Trade aid vs. suppressed demand

Although many farmers aren’t vocally blaming Trump for their woes, the trade war has both direct and indirect effects on agriculture. Steel and aluminum duties levied on imports from China as well as other trading partners like Canada have bumped up the cost of farm equipment, while tariffs on Chinese chemicals have raised prices on pesticides and herbicides.

USDA’s recent trade aid package provides some respite, but it will not address the broader challenges. Several sectors of the farm economy also complain that the $12 billion trade assistance program will give meager relief from retaliatory tariffs.

The department is set to announce plans for a second round of trade aid around early December, but the Agriculture secretary has repeatedly stressed the cash payments are intended to just be a temporary, one-year stopgap.

Gordon called the program a “Band-Aid on an arterial bleed.”

The biggest factor taking aim at farm incomes has to do with supply and demand economics.
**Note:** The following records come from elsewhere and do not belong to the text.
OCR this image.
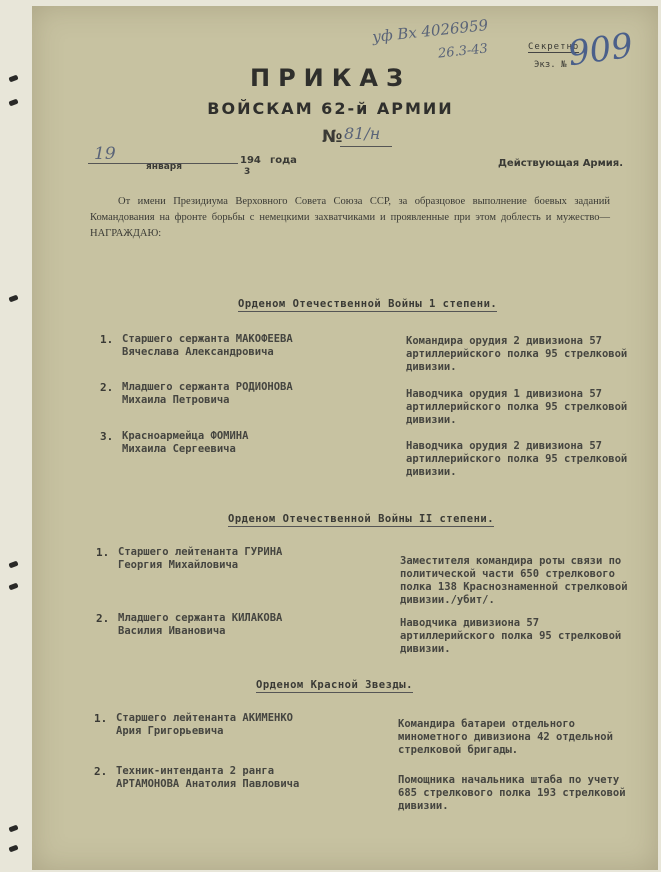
уф Вх 4026959
26.3-43	Секретно
Экз. № 909
ПРИКАЗ
ВОЙСКАМ 62-й АРМИИ
№ 81/н
19
января
194
3
года	Действующая Армия.
От имени Президиума Верховного Совета Союза ССР, за образцовое выполнение боевых заданий Командования на фронте борьбы с немецкими захватчиками и проявленные при этом доблесть и мужество—НАГРАЖДАЮ:
Орденом Отечественной Войны 1 степени.
1. Старшего сержанта МАКОФЕЕВА
Вячеслава Александровича
Командира орудия 2 дивизиона 57 артиллерийского полка 95 стрелковой дивизии.
2. Младшего сержанта РОДИОНОВА
Михаила Петровича	Наводчика орудия 1 дивизиона 57 артиллерийского полка 95 стрелковой дивизии.
3. Красноармейца ФОМИНА
Михаила Сергеевича	Наводчика орудия 2 дивизиона 57 артиллерийского полка 95 стрелковой дивизии.
Орденом Отечественной Войны II степени.
1. Старшего лейтенанта ГУРИНА
Георгия Михайловича	Заместителя командира роты связи по политической части 650 стрелкового полка 138 Краснознаменной стрелковой дивизии./убит/.
2. Младшего сержанта КИЛАКОВА
Василия Ивановича
Наводчика дивизиона 57 артиллерийского полка 95 стрелковой дивизии.
Орденом Красной Звезды.
1. Старшего лейтенанта АКИМЕНКО
Ария Григорьевича
Командира батареи отдельного минометного дивизиона 42 отдельной стрелковой бригады.
2. Техник-интенданта 2 ранга
АРТАМОНОВА Анатолия Павловича	Помощника начальника штаба по учету 685 стрелкового полка 193 стрелковой дивизии.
Commodity prices have plummeted since spring, when China was gearing up to slap 25 percent duties on U.S. agricultural goods like soybeans in retaliation for Trump’s tariffs on Chinese high-tech products.

Ken Morrison, an agriculture commodities market expert, said China is unlikely to back down over Trump’s trade demands on issues like intellectual property and technology transfers. Like other trade experts and market watchers, Morrison thinks retaliatory tariffs are here to stay.
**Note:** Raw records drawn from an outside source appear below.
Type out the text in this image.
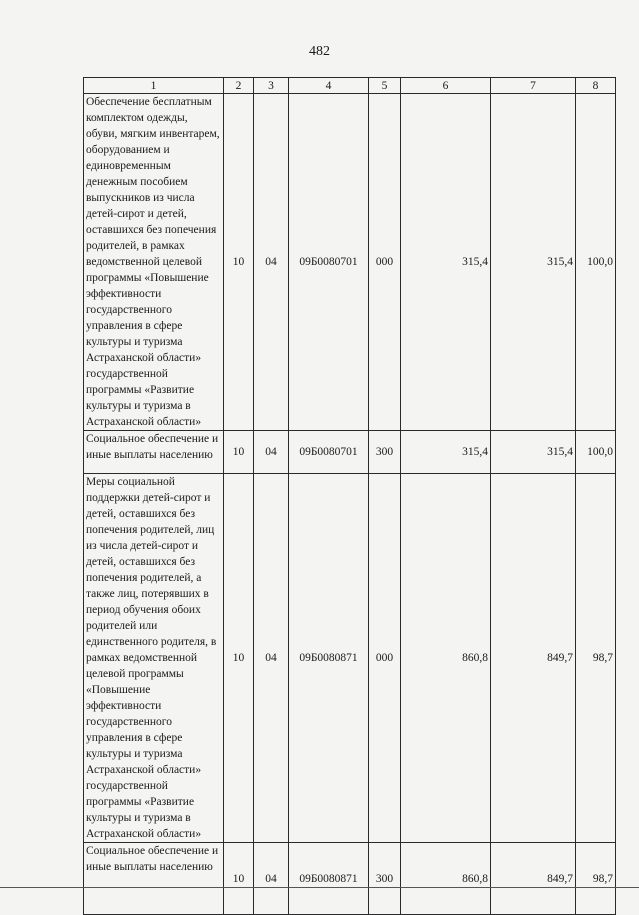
482
1	2	3	4	5	6	7	8
Обеспечение бесплатным комплектом одежды, обуви, мягким инвентарем, оборудованием и единовременным денежным пособием выпускников из числа детей-сирот и детей, оставшихся без попечения родителей, в рамках ведомственной целевой программы «Повышение эффективности государственного управления в сфере культуры и туризма Астраханской области» государственной программы «Развитие культуры и туризма в Астраханской области»	10	04	09Б0080701	000	315,4	315,4	100,0
Социальное обеспечение и иные выплаты населению	10	04	09Б0080701	300	315,4	315,4	100,0
Меры социальной поддержки детей-сирот и детей, оставшихся без попечения родителей, лиц из числа детей-сирот и детей, оставшихся без попечения родителей, а также лиц, потерявших в период обучения обоих родителей или единственного родителя, в рамках ведомственной целевой программы «Повышение эффективности государственного управления в сфере культуры и туризма Астраханской области» государственной программы «Развитие культуры и туризма в Астраханской области»	10	04	09Б0080871	000	860,8	849,7	98,7
Социальное обеспечение и иные выплаты населению	10	04	09Б0080871	300	860,8	849,7	98,7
“I spent four years in China, long enough to know not to underestimate their willingness to endure economic pain, especially when their sovereign goals are threatened,” he said.

https://www.politico.com/story/2018/10/23/trump-tariffs-farmers-agriculture-866450

Put an Idiot in the White House - what could go wrong?

Trump ruins our Farmer's International Markets with his tariffs and then wants to give the Farmers $18 Billion in aid. Izzy you are right we are becoming Venezuela.
 
Trump tariffs lead to bleak 2019 farm forecasts

The Agriculture Department’s Economic Research Service has estimated that 2018 net farm income will be $9.8 billion, or 13 percent, lower than the year before. Adjusting for inflation, farm income is barely above the lowest level since 2002. If current trends continue, some agriculture economists predict that farm income will fall again in 2019.

Trade aid vs. suppressed demand

Although many farmers aren’t vocally blaming Trump for their woes, the trade war has both direct and indirect effects on agriculture. Steel and aluminum duties levied on imports from China as well as other trading partners like Canada have bumped up the cost of farm equipment, while tariffs on Chinese chemicals have raised prices on pesticides and herbicides.

USDA’s recent trade aid package provides some respite, but it will not address the broader challenges. Several sectors of the farm economy also complain that the $12 billion trade assistance program will give meager relief from retaliatory tariffs.

The department is set to announce plans for a second round of trade aid around early December, but the Agriculture secretary has repeatedly stressed the cash payments are intended to just be a temporary, one-year stopgap.

Gordon called the program a “Band-Aid on an arterial bleed.”

The biggest factor taking aim at farm incomes has to do with supply and demand economics. Commodity prices have plummeted since spring, when China was gearing up to slap 25 percent duties on U.S. agricultural goods like soybeans in retaliation for Trump’s tariffs on Chinese high-tech products.

Ken Morrison, an agriculture commodities market expert, said China is unlikely to back down over Trump’s trade demands on issues like intellectual property and technology transfers. Like other trade experts and market watchers, Morrison thinks retaliatory tariffs are here to stay.

“I spent four years in China, long enough to know not to underestimate their willingness to endure economic pain, especially when their sovereign goals are threatened,” he said.

https://www.politico.com/story/2018/10/23/trump-tariffs-farmers-agriculture-866450

Put an Idiot in the White House - what could go wrong?
But you people love taxes and QE. Why wouldnʻt you love Tariffs.